Tous les ans j’espérais qu’on m’offrirait une poupée. Cette fois, je voudrais un baigneur, et son biberon magique, de ceux qui semblent vidés par bébé, mais en fait sont pleins…question de perspective (mais comment ça marche ? Je ne comprends pas), ou alors, Nancy, avec de beaux cheveux longs et une brosse, et une myriade de tenues différentes (deux ou trois, ce serait déjà du luxe ! La famille ne roule pas sur l’or).

Les mois précédents, j’avais passé des heures à « éplucher » les petits catalogues de jouets après avoir impatiemment guetté leur arrivée dans la boîte aux lettres. Je n’attendais pas le Père Noël. Chez moi, on ne nous avait pas donné l’opportunité d’y croire. Dommage ! J’aurais bien aimé, sans doute…Pour compenser, j’ai beaucoup rêvé du prince charmant…tout aussi illusoire, j’ai bien peur ! 😊

Noël, c’était aussi les visites chez les grands-parents. C’était retrouver les cousins et cousines que nous ne voyions pas forcément en dehors de l’été, même si nous vivions tous dans la même ville. Pourvu que nous les croisions tous (ils étaient fort nombreux)…le hasard déciderait. Pas de téléphone à la maison encore à l’époque. Il apparaîtrait peu après…les parents regretteraient vite de l’avoir installé ! 😊

Avec mes cousins les plus proches à ce moment-là, nous partagions les mêmes grands-parents, côté paternel et maternel. On se retrouvait régulièrement pour de longs repas à la ferme…Nous étions gâtés : nous habitions en ville, mais nos pépés et mémés, vivaient d’une part à la campagne, et d’autre part, à la mer ! On ne s’ennuyait jamais à la ferme ! À peine sortis de la voiture, on se précipitait sur l’immense barrière grinçante ! On s’y agrippait, et on se laissait porter par elle jusqu’à ce qu’elle aille violemment buter contre le mur en granit de la grande maison, à la façade habillée de lierre rouge. Un vrai manège de fête foraine, gratuit et permanent ! Nos rires insouciants étaient parfois brièvement interrompus par notre pépé ou notre tonton qui ne manquaient pas de nous réprimander (mais pourquoi donc ?)…Nous faisions alors profil bas, mais dès qu’ils avaient le dos tourné, on y regrimpait. Non sans un léger sentiment de culpabilité de mon côté. En effet, j’étais l’aînée de la bande, c’était donc sur mes timides épaules que reposait toute la responsabilité des bêtises. Mais le plaisir du jeu l’emportait !

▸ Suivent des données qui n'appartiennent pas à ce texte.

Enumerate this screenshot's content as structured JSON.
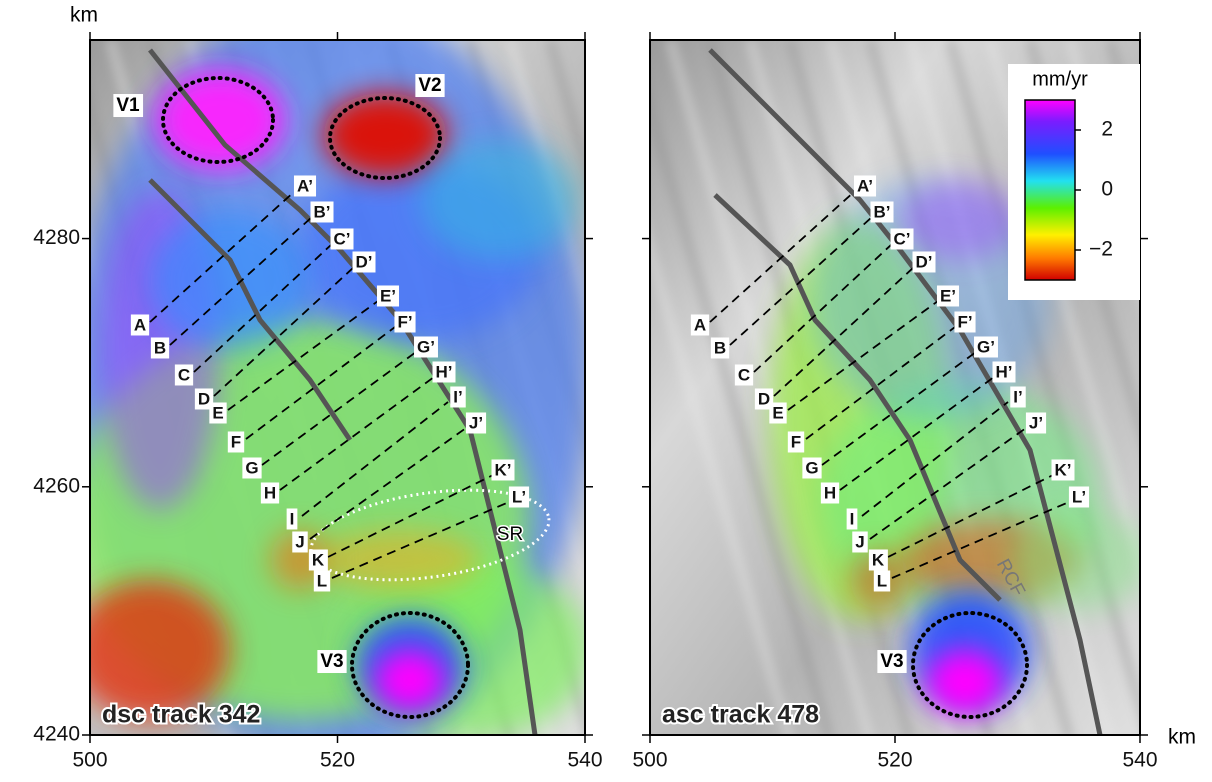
{
  "figure": {
    "x_unit": "km",
    "y_unit": "km",
    "panels": [
      {
        "label": "dsc track 342",
        "xlim": [
          500,
          540
        ],
        "ylim": [
          4240,
          4296
        ],
        "xticks": [
          500,
          520,
          540
        ],
        "yticks": [
          4240,
          4260,
          4280
        ],
        "profiles": [
          [
            "A",
            "A’"
          ],
          [
            "B",
            "B’"
          ],
          [
            "C",
            "C’"
          ],
          [
            "D",
            "D’"
          ],
          [
            "E",
            "E’"
          ],
          [
            "F",
            "F’"
          ],
          [
            "G",
            "G’"
          ],
          [
            "H",
            "H’"
          ],
          [
            "I",
            "I’"
          ],
          [
            "J",
            "J’"
          ],
          [
            "K",
            "K’"
          ],
          [
            "L",
            "L’"
          ]
        ],
        "features": [
          "V1",
          "V2",
          "V3",
          "SR"
        ]
      },
      {
        "label": "asc track 478",
        "xlim": [
          500,
          540
        ],
        "ylim": [
          4240,
          4296
        ],
        "xticks": [
          500,
          520,
          540
        ],
        "yticks": [
          4240,
          4260,
          4280
        ],
        "profiles": [
          [
            "A",
            "A’"
          ],
          [
            "B",
            "B’"
          ],
          [
            "C",
            "C’"
          ],
          [
            "D",
            "D’"
          ],
          [
            "E",
            "E’"
          ],
          [
            "F",
            "F’"
          ],
          [
            "G",
            "G’"
          ],
          [
            "H",
            "H’"
          ],
          [
            "I",
            "I’"
          ],
          [
            "J",
            "J’"
          ],
          [
            "K",
            "K’"
          ],
          [
            "L",
            "L’"
          ]
        ],
        "features": [
          "V3",
          "RCF"
        ]
      }
    ],
    "colorbar": {
      "title": "mm/yr",
      "lim": [
        -3,
        3
      ],
      "ticks": [
        2,
        0,
        {
          "value": -2,
          "label": "−2"
        }
      ]
    }
  }
}
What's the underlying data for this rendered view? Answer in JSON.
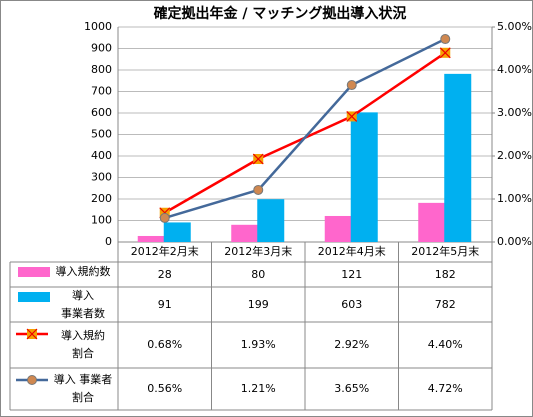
{
  "chart_data": {
    "type": "bar-line-table",
    "title": "確定拠出年金 / マッチング拠出導入状況",
    "categories": [
      "2012年2月末",
      "2012年3月末",
      "2012年4月末",
      "2012年5月末"
    ],
    "ylim": [
      0,
      1000
    ],
    "yticks": [
      0,
      100,
      200,
      300,
      400,
      500,
      600,
      700,
      800,
      900,
      1000
    ],
    "y2lim": [
      0,
      5
    ],
    "y2ticks": [
      {
        "value": 0,
        "label": "0.00%"
      },
      {
        "value": 1,
        "label": "1.00%"
      },
      {
        "value": 2,
        "label": "2.00%"
      },
      {
        "value": 3,
        "label": "3.00%"
      },
      {
        "value": 4,
        "label": "4.00%"
      },
      {
        "value": 5,
        "label": "5.00%"
      }
    ],
    "series": [
      {
        "name": "導入規約数",
        "type": "bar",
        "color": "#ff66cc",
        "values": [
          28,
          80,
          121,
          182
        ]
      },
      {
        "name": "導入\n事業者数",
        "type": "bar",
        "color": "#00b0f0",
        "values": [
          91,
          199,
          603,
          782
        ]
      },
      {
        "name": "導入規約\n割合",
        "type": "line",
        "axis": "y2",
        "color": "#ff0000",
        "marker": "x",
        "marker_color": "#f5a000",
        "values": [
          0.68,
          1.93,
          2.92,
          4.4
        ],
        "value_labels": [
          "0.68%",
          "1.93%",
          "2.92%",
          "4.40%"
        ]
      },
      {
        "name": "導入 事業者\n割合",
        "type": "line",
        "axis": "y2",
        "color": "#44699a",
        "marker": "circle",
        "marker_color": "#d08850",
        "values": [
          0.56,
          1.21,
          3.65,
          4.72
        ],
        "value_labels": [
          "0.56%",
          "1.21%",
          "3.65%",
          "4.72%"
        ]
      }
    ]
  }
}
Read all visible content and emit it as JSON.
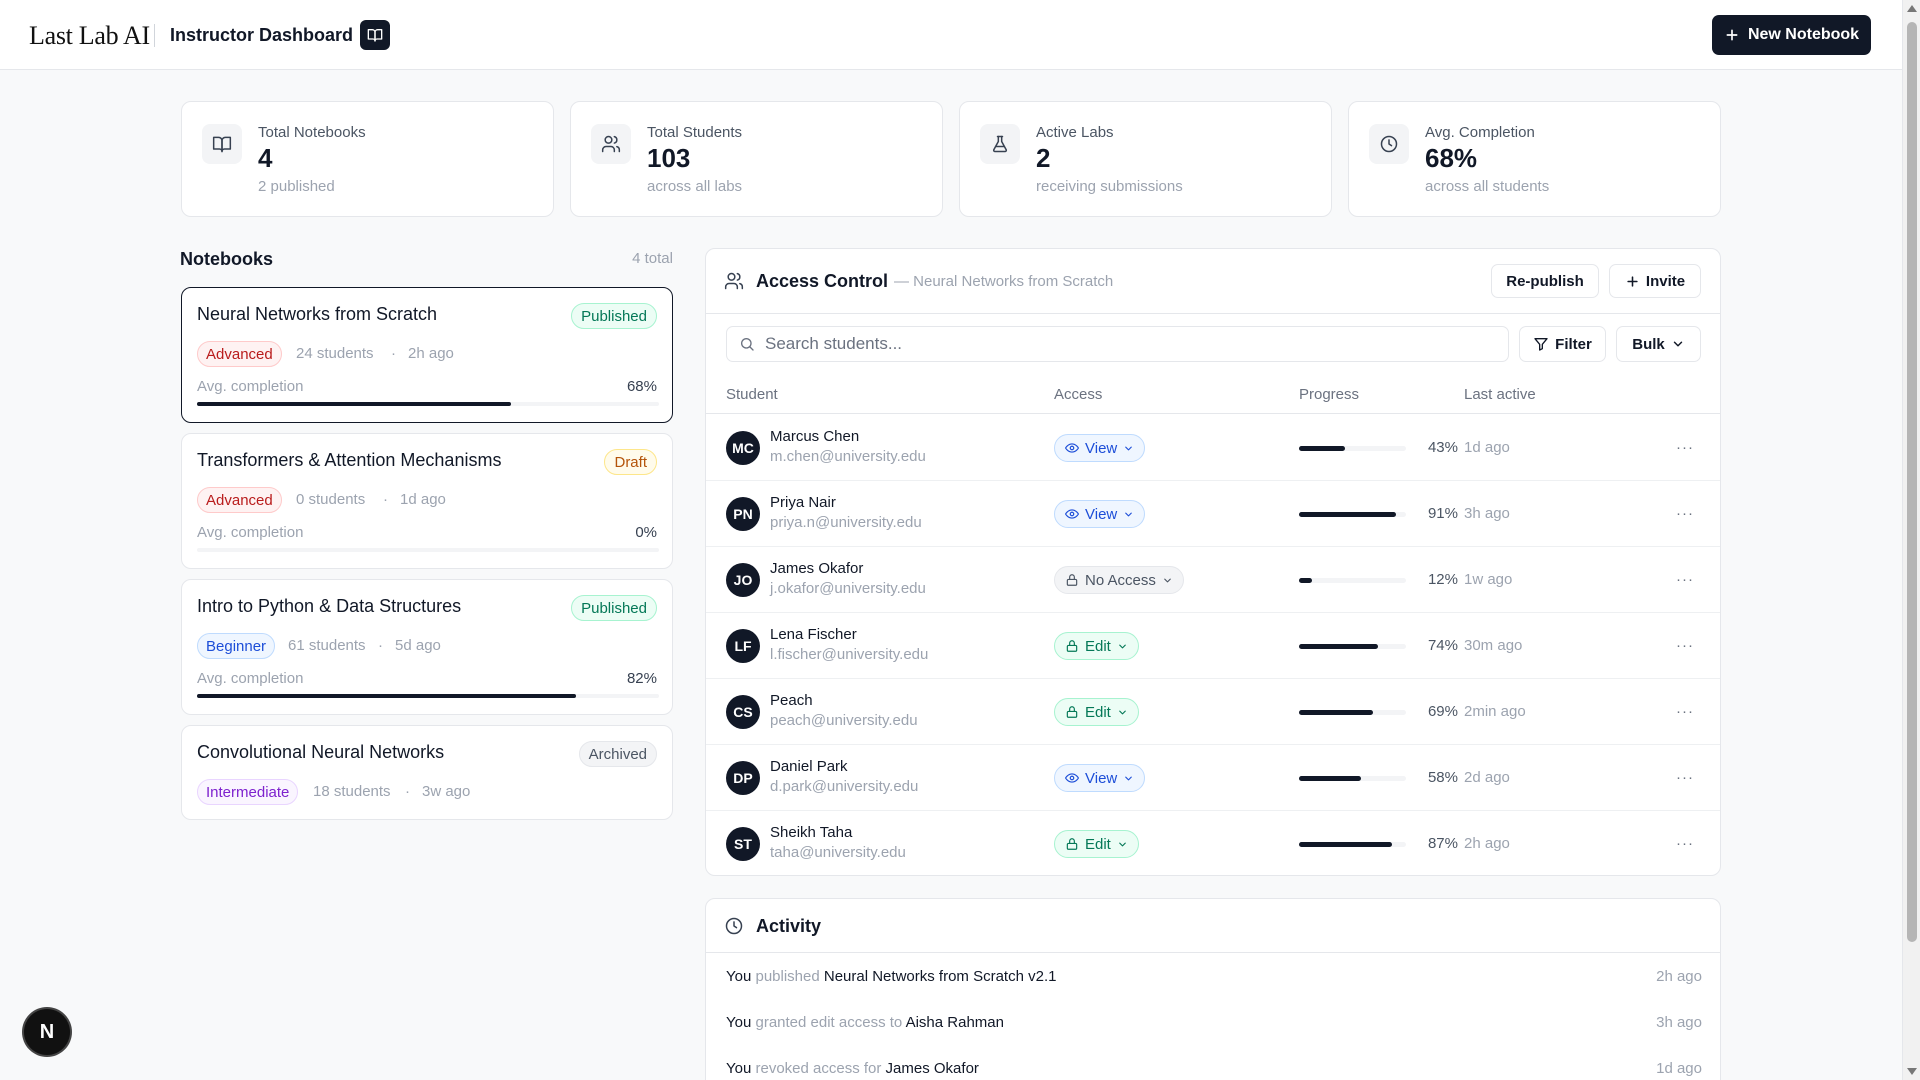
{
  "header": {
    "logo": "Last Lab AI",
    "title": "Instructor Dashboard",
    "new_notebook_label": "New Notebook"
  },
  "stats": [
    {
      "icon": "book-icon",
      "label": "Total Notebooks",
      "value": "4",
      "sub": "2 published"
    },
    {
      "icon": "users-icon",
      "label": "Total Students",
      "value": "103",
      "sub": "across all labs"
    },
    {
      "icon": "flask-icon",
      "label": "Active Labs",
      "value": "2",
      "sub": "receiving submissions"
    },
    {
      "icon": "clock-icon",
      "label": "Avg. Completion",
      "value": "68%",
      "sub": "across all students"
    }
  ],
  "notebooks": {
    "heading": "Notebooks",
    "total": "4 total",
    "avg_label": "Avg. completion",
    "items": [
      {
        "title": "Neural Networks from Scratch",
        "status": "Published",
        "level": "Advanced",
        "students": "24 students",
        "sep": "·",
        "updated": "2h ago",
        "completion": "68%",
        "completion_value": 0.68
      },
      {
        "title": "Transformers & Attention Mechanisms",
        "status": "Draft",
        "level": "Advanced",
        "students": "0 students",
        "sep": "·",
        "updated": "1d ago",
        "completion": "0%",
        "completion_value": 0
      },
      {
        "title": "Intro to Python & Data Structures",
        "status": "Published",
        "level": "Beginner",
        "students": "61 students",
        "sep": "·",
        "updated": "5d ago",
        "completion": "82%",
        "completion_value": 0.82
      },
      {
        "title": "Convolutional Neural Networks",
        "status": "Archived",
        "level": "Intermediate",
        "students": "18 students",
        "sep": "·",
        "updated": "3w ago"
      }
    ]
  },
  "access": {
    "title": "Access Control",
    "subtitle": "— Neural Networks from Scratch",
    "republish_label": "Re-publish",
    "invite_label": "Invite",
    "search_placeholder": "Search students...",
    "filter_label": "Filter",
    "bulk_label": "Bulk",
    "columns": [
      "Student",
      "Access",
      "Progress",
      "Last active"
    ],
    "more": "···",
    "rows": [
      {
        "initials": "MC",
        "name": "Marcus Chen",
        "email": "m.chen@university.edu",
        "access": "View",
        "progress": "43%",
        "progress_value": 0.43,
        "last": "1d ago"
      },
      {
        "initials": "PN",
        "name": "Priya Nair",
        "email": "priya.n@university.edu",
        "access": "View",
        "progress": "91%",
        "progress_value": 0.91,
        "last": "3h ago"
      },
      {
        "initials": "JO",
        "name": "James Okafor",
        "email": "j.okafor@university.edu",
        "access": "No Access",
        "progress": "12%",
        "progress_value": 0.12,
        "last": "1w ago"
      },
      {
        "initials": "LF",
        "name": "Lena Fischer",
        "email": "l.fischer@university.edu",
        "access": "Edit",
        "progress": "74%",
        "progress_value": 0.74,
        "last": "30m ago"
      },
      {
        "initials": "CS",
        "name": "Peach",
        "email": "peach@university.edu",
        "access": "Edit",
        "progress": "69%",
        "progress_value": 0.69,
        "last": "2min ago"
      },
      {
        "initials": "DP",
        "name": "Daniel Park",
        "email": "d.park@university.edu",
        "access": "View",
        "progress": "58%",
        "progress_value": 0.58,
        "last": "2d ago"
      },
      {
        "initials": "ST",
        "name": "Sheikh Taha",
        "email": "taha@university.edu",
        "access": "Edit",
        "progress": "87%",
        "progress_value": 0.87,
        "last": "2h ago"
      }
    ]
  },
  "activity": {
    "title": "Activity",
    "items": [
      {
        "actor": "You",
        "verb": "published",
        "target": "Neural Networks from Scratch v2.1",
        "time": "2h ago"
      },
      {
        "actor": "You",
        "verb": "granted edit access to",
        "target": "Aisha Rahman",
        "time": "3h ago"
      },
      {
        "actor": "You",
        "verb": "revoked access for",
        "target": "James Okafor",
        "time": "1d ago"
      }
    ]
  },
  "dev_badge": "N"
}
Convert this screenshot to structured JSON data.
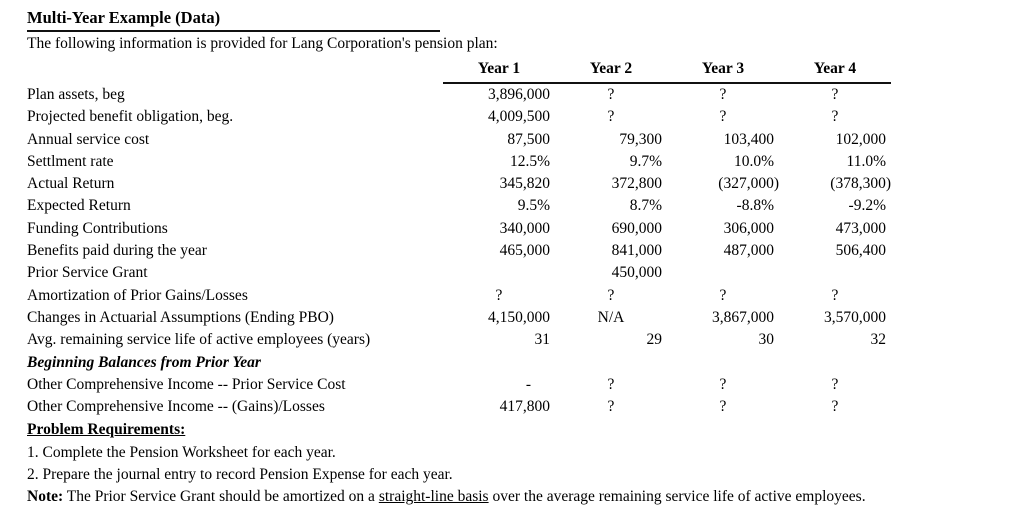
{
  "title": "Multi-Year Example (Data)",
  "subtitle": "The following information is provided for Lang Corporation's pension plan:",
  "table": {
    "columns": [
      "Year 1",
      "Year 2",
      "Year 3",
      "Year 4"
    ],
    "rows": [
      {
        "label": "Plan assets, beg",
        "values": [
          "3,896,000",
          "?",
          "?",
          "?"
        ]
      },
      {
        "label": "Projected benefit obligation, beg.",
        "values": [
          "4,009,500",
          "?",
          "?",
          "?"
        ]
      },
      {
        "label": "Annual service cost",
        "values": [
          "87,500",
          "79,300",
          "103,400",
          "102,000"
        ]
      },
      {
        "label": "Settlment rate",
        "values": [
          "12.5%",
          "9.7%",
          "10.0%",
          "11.0%"
        ]
      },
      {
        "label": "Actual Return",
        "values": [
          "345,820",
          "372,800",
          "(327,000)",
          "(378,300)"
        ]
      },
      {
        "label": "Expected Return",
        "values": [
          "9.5%",
          "8.7%",
          "-8.8%",
          "-9.2%"
        ]
      },
      {
        "label": "Funding Contributions",
        "values": [
          "340,000",
          "690,000",
          "306,000",
          "473,000"
        ]
      },
      {
        "label": "Benefits paid during the year",
        "values": [
          "465,000",
          "841,000",
          "487,000",
          "506,400"
        ]
      },
      {
        "label": "Prior Service Grant",
        "values": [
          "",
          "450,000",
          "",
          ""
        ]
      },
      {
        "label": "Amortization of Prior Gains/Losses",
        "values": [
          "?",
          "?",
          "?",
          "?"
        ]
      },
      {
        "label": "Changes in Actuarial Assumptions (Ending PBO)",
        "values": [
          "4,150,000",
          "N/A",
          "3,867,000",
          "3,570,000"
        ]
      },
      {
        "label": "Avg. remaining service life of active employees (years)",
        "values": [
          "31",
          "29",
          "30",
          "32"
        ]
      },
      {
        "label": "Beginning Balances from Prior Year",
        "emphasis": true,
        "values": [
          "",
          "",
          "",
          ""
        ]
      },
      {
        "label": "Other Comprehensive Income -- Prior Service Cost",
        "values": [
          "-",
          "?",
          "?",
          "?"
        ]
      },
      {
        "label": "Other Comprehensive Income -- (Gains)/Losses",
        "values": [
          "417,800",
          "?",
          "?",
          "?"
        ]
      }
    ]
  },
  "requirements": {
    "heading": "Problem Requirements:",
    "items": [
      "1. Complete the Pension Worksheet for each year.",
      "2. Prepare the journal entry to record Pension Expense for each year."
    ],
    "note": {
      "label": "Note:",
      "before_underline": " The Prior Service Grant should be amortized on a ",
      "underlined": "straight-line basis",
      "after_underline": " over the average remaining service life of active employees."
    }
  },
  "colors": {
    "text": "#000000",
    "background": "#ffffff",
    "rule": "#111111"
  }
}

Une fois lassés du balancier, il arrivait qu’on s’élance tout là-haut, au-delà des crèches à cochons, dans la grange. Il fallait veiller à éviter les terrifiants dindons, dont on s’amusait cependant à railler le nom. On faisait les braves, mais on n’en menait pas large. Les adultes nous recommandaient de faire attention à eux, alors on les craignait, sans bien savoir pourquoi. Il faut dire qu’ils étaient presque aussi grands que nous !

Des bottes de paille s’empilaient jusqu’au plafond de la grange, pourtant bien haut. On tentait d’escalader ces montagnes à la fois moelleuses et piquantes qui nous égratignaient tout le corps, même à travers nos pantalons, et nos pulls en laine tricotés par maman ; on gardait bien nos distances avec l’impressionnant et unique taureau de la ferme qui, fort heureusement, était bien attaché sur le côté droit du hangar. Il portait sur nous un regard glacé et menaçant. Je me souviens avoir demandé pourquoi on l’appelait « taureau », et pourquoi pas « vache » comme les autres bêtes à cornes (pauvre bête tout de même, toujours retenu par une courte corde au cou).

Jouer à cache-cache était un de nos jeux favoris. Dans une ferme, c’est top ! Les premières années, j’étais un peu frustrée, j’avais moins de temps que mon petit frère, mes deux cousins et ma cousine pour me cacher parce qu’ils ne savaient pas compter, eux !!! ☹ J’essayais de leur apprendre, j’aimais déjà jouer à la maîtresse…Les cachettes favorites étaient bien sûr dans la paille, ou là-bas tout au loin, derrière la salle de traite des vaches, ou encore dans l’une ou l’autre des dépendances, où on battait le beurre, où on gardait les grains de blé, où on piétinait les pommes à cidre…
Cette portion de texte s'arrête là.